The Home Office will review the controversial Sprint ii procurement framework once the newly created police ICT company is up and running next spring, giving hope to many suppliers that blue light business will be back in their future.
The government mandated police purchasing heads in England and Wales to buy low-end IT kit via Sprint ii from March as opposed to Buying Solutions' Commodity IT Hardware and Software (CITHS) deal on advice from the National Policing Improvement Agency.
The bone of contention for CITHS suppliers – other than the fact a huge chunk of business was whipped from under their noses – was that Sprint ii included just one supplier, SCC, and they questioned how this could be more competitive.
However, the future of the sector was called back into question this week after Home Secretary Theresa May told the Association of Chief Police Officers that the current methods of buying ICT were "confused, fragmented and expensive".
She said the police spent £1.2bn each year on ICT, citing an example of one supplier that has over 1,500 contracts across all forces and revealing that 5,000 police staff are working on over 2,000 ICT systems, across 100 data centres.
"Clearly this is not sensible ... and the current approach of each force procuring their services individually pushes up costs for all," said May.
May's solution is to set up a police-led ICT company to "fix" the problems, pooling the purchasing power of the 43 forces in England and Wales to procure as one entity, housing IT professionals that have the skills to define the product and services needed police.
She said the skills inside the forces to "negotiate and manage large, complex ICT contracts are scarce" and that the expertise to maintain these deals was "scarcer still".

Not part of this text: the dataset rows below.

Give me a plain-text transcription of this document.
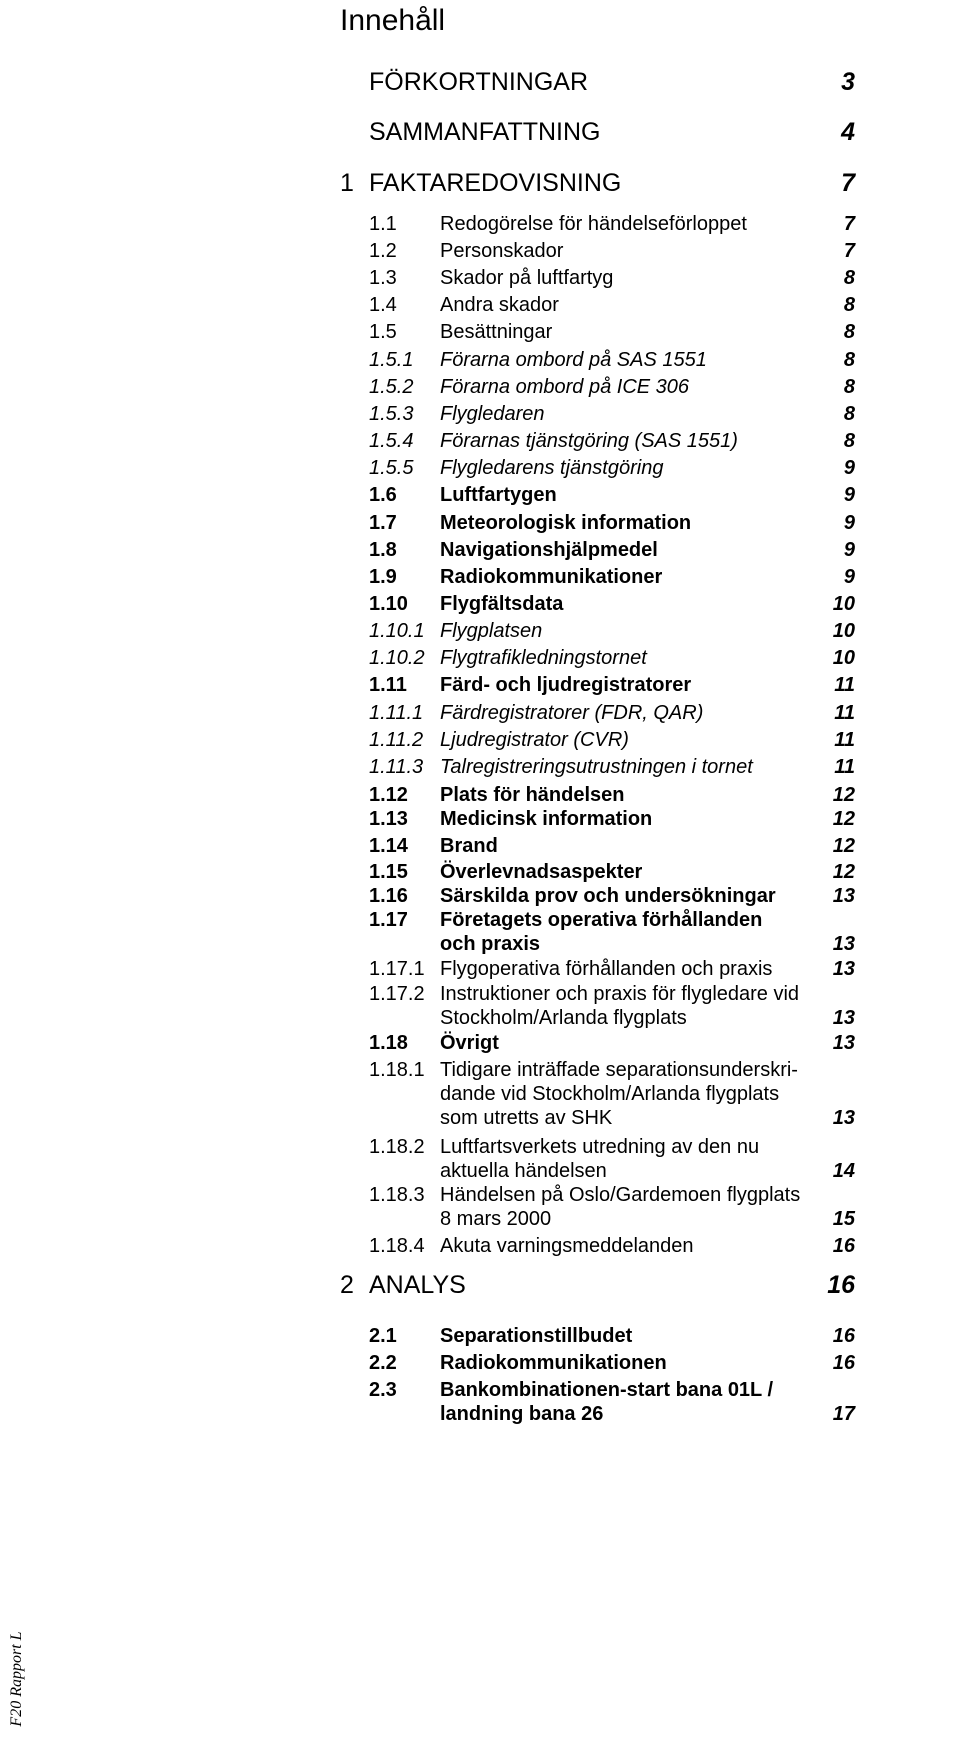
Innehåll
FÖRKORTNINGAR	3
SAMMANFATTNING	4
1 FAKTAREDOVISNING	7
1.1 Redogörelse för händelseförloppet	7
1.2 Personskador	7
1.3 Skador på luftfartyg	8
1.4 Andra skador	8
1.5 Besättningar	8
1.5.1 Förarna ombord på SAS 1551	8
1.5.2 Förarna ombord på ICE 306	8
1.5.3 Flygledaren	8
1.5.4 Förarnas tjänstgöring (SAS 1551)	8
1.5.5 Flygledarens tjänstgöring	9
1.6 Luftfartygen	9
1.7 Meteorologisk information	9
1.8 Navigationshjälpmedel	9
1.9 Radiokommunikationer	9
1.10 Flygfältsdata	10
1.10.1 Flygplatsen	10
1.10.2 Flygtrafikledningstornet	10
1.11 Färd- och ljudregistratorer	11
1.11.1 Färdregistratorer (FDR, QAR)	11
1.11.2 Ljudregistrator (CVR)	11
1.11.3 Talregistreringsutrustningen i tornet	11
1.12 Plats för händelsen	12
1.13 Medicinsk information	12
1.14 Brand	12
1.15 Överlevnadsaspekter	12
1.16 Särskilda prov och undersökningar	13
1.17 Företagets operativa förhållanden
och praxis	13
1.17.1 Flygoperativa förhållanden och praxis	13
1.17.2 Instruktioner och praxis för flygledare vid
Stockholm/Arlanda flygplats	13
1.18 Övrigt	13
1.18.1 Tidigare inträffade separationsunderskri-
dande vid Stockholm/Arlanda flygplats
som utretts av SHK	13
1.18.2 Luftfartsverkets utredning av den nu
aktuella händelsen	14
1.18.3 Händelsen på Oslo/Gardemoen flygplats
8 mars 2000	15
1.18.4 Akuta varningsmeddelanden	16
2 ANALYS	16
2.1 Separationstillbudet	16
2.2 Radiokommunikationen	16
2.3 Bankombinationen-start bana 01L /
landning bana 26	17
F20 Rapport L
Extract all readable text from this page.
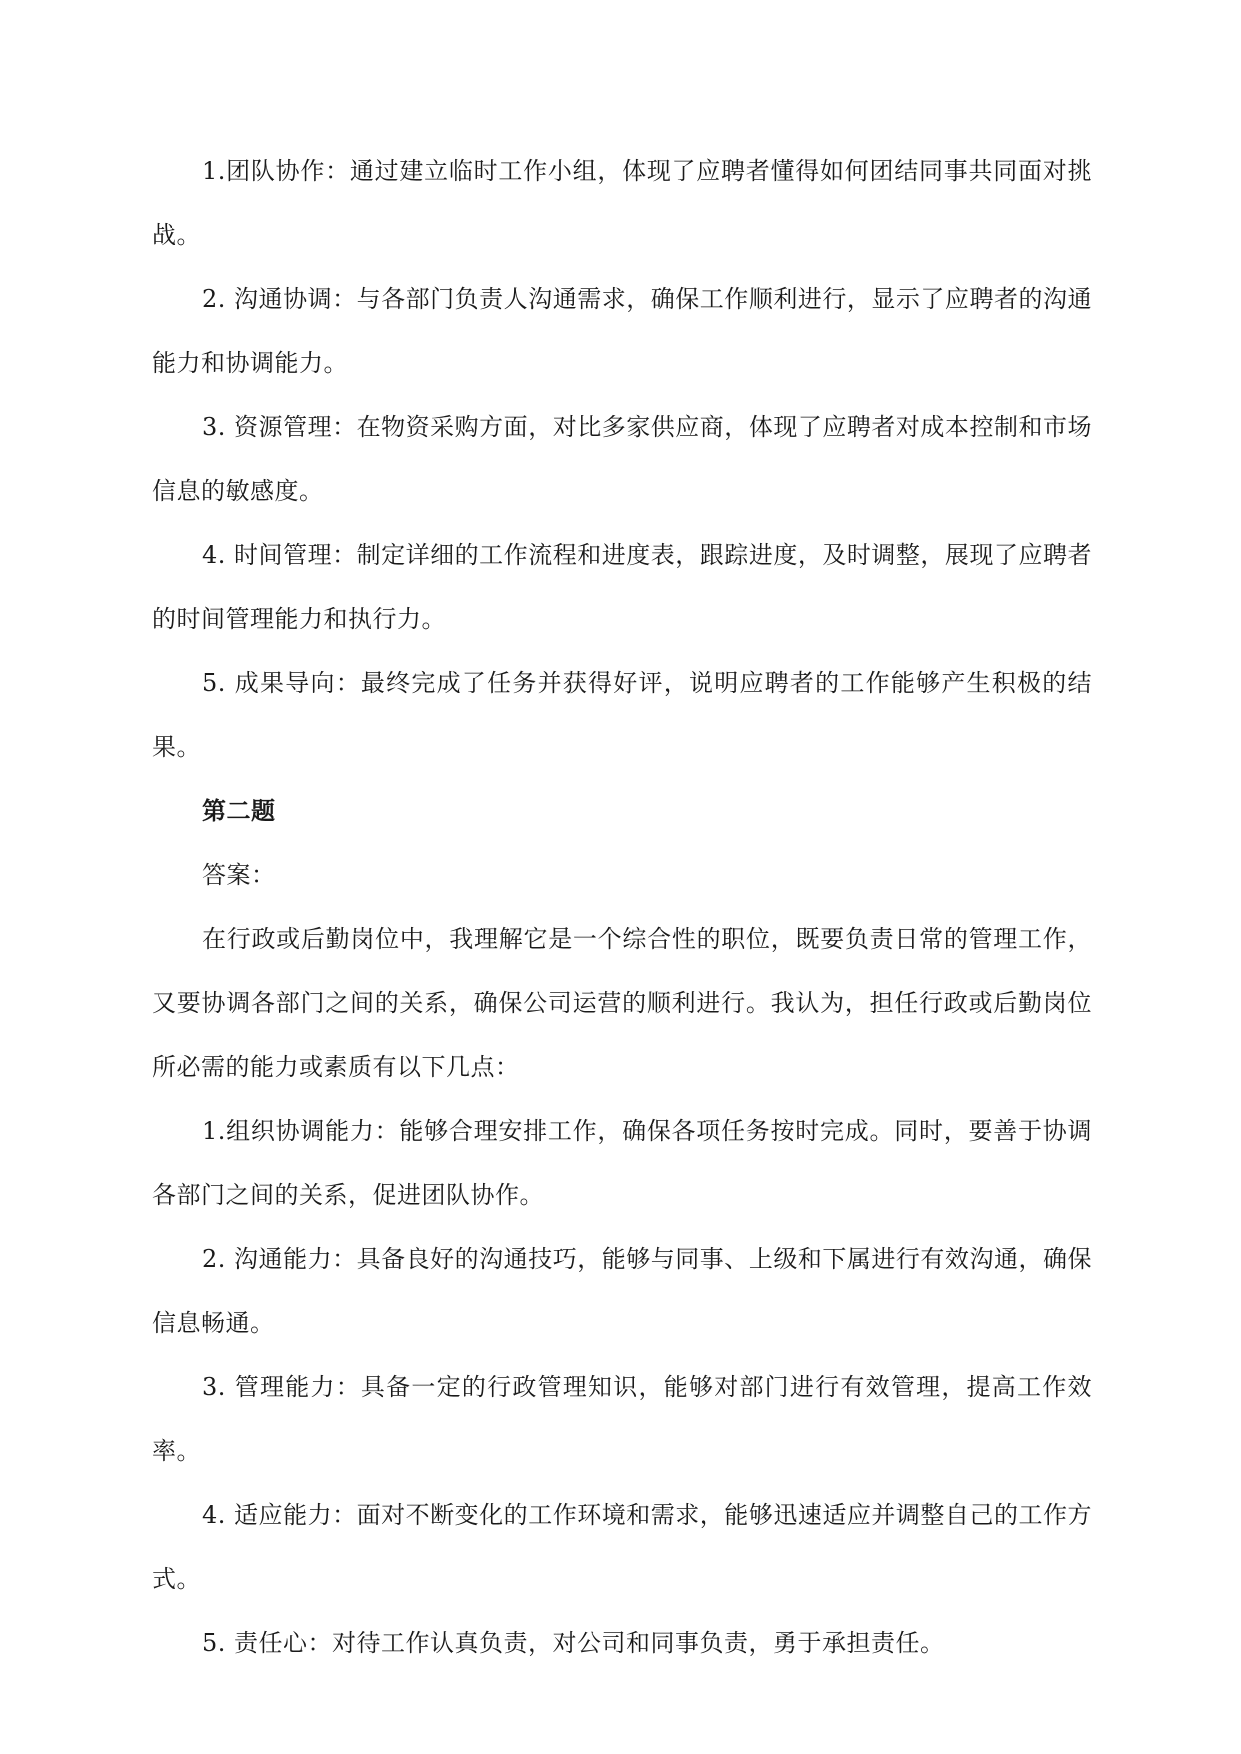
1.团队协作：通过建立临时工作小组，体现了应聘者懂得如何团结同事共同面对挑战。

2. 沟通协调：与各部门负责人沟通需求，确保工作顺利进行，显示了应聘者的沟通能力和协调能力。

3. 资源管理：在物资采购方面，对比多家供应商，体现了应聘者对成本控制和市场信息的敏感度。

4. 时间管理：制定详细的工作流程和进度表，跟踪进度，及时调整，展现了应聘者的时间管理能力和执行力。

5. 成果导向：最终完成了任务并获得好评，说明应聘者的工作能够产生积极的结果。

第二题

答案：

在行政或后勤岗位中，我理解它是一个综合性的职位，既要负责日常的管理工作，又要协调各部门之间的关系，确保公司运营的顺利进行。我认为，担任行政或后勤岗位所必需的能力或素质有以下几点：

1.组织协调能力：能够合理安排工作，确保各项任务按时完成。同时，要善于协调各部门之间的关系，促进团队协作。

2. 沟通能力：具备良好的沟通技巧，能够与同事、上级和下属进行有效沟通，确保信息畅通。

3. 管理能力：具备一定的行政管理知识，能够对部门进行有效管理，提高工作效率。

4. 适应能力：面对不断变化的工作环境和需求，能够迅速适应并调整自己的工作方式。

5. 责任心：对待工作认真负责，对公司和同事负责，勇于承担责任。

Gordon Wasserman, government advisor on policing and criminal justice will lead work on creating the police company, due spring 2012, chairing a shadow board on which Ailsa Beaton – CIO at the Met and ACPO lead on IT – will sit as senior IT professional.
A number of CITHS suppliers contacted by The Register expressed hope that the Sprint ii ruling would be overturned and an open bidding process would resume.
"Anything that re-introduces competition is a good thing," said one.
The Home Office spokesman told The Register: "The Sprint ii framework will continue as is for the time being. This will be reviewed once the company is up and running".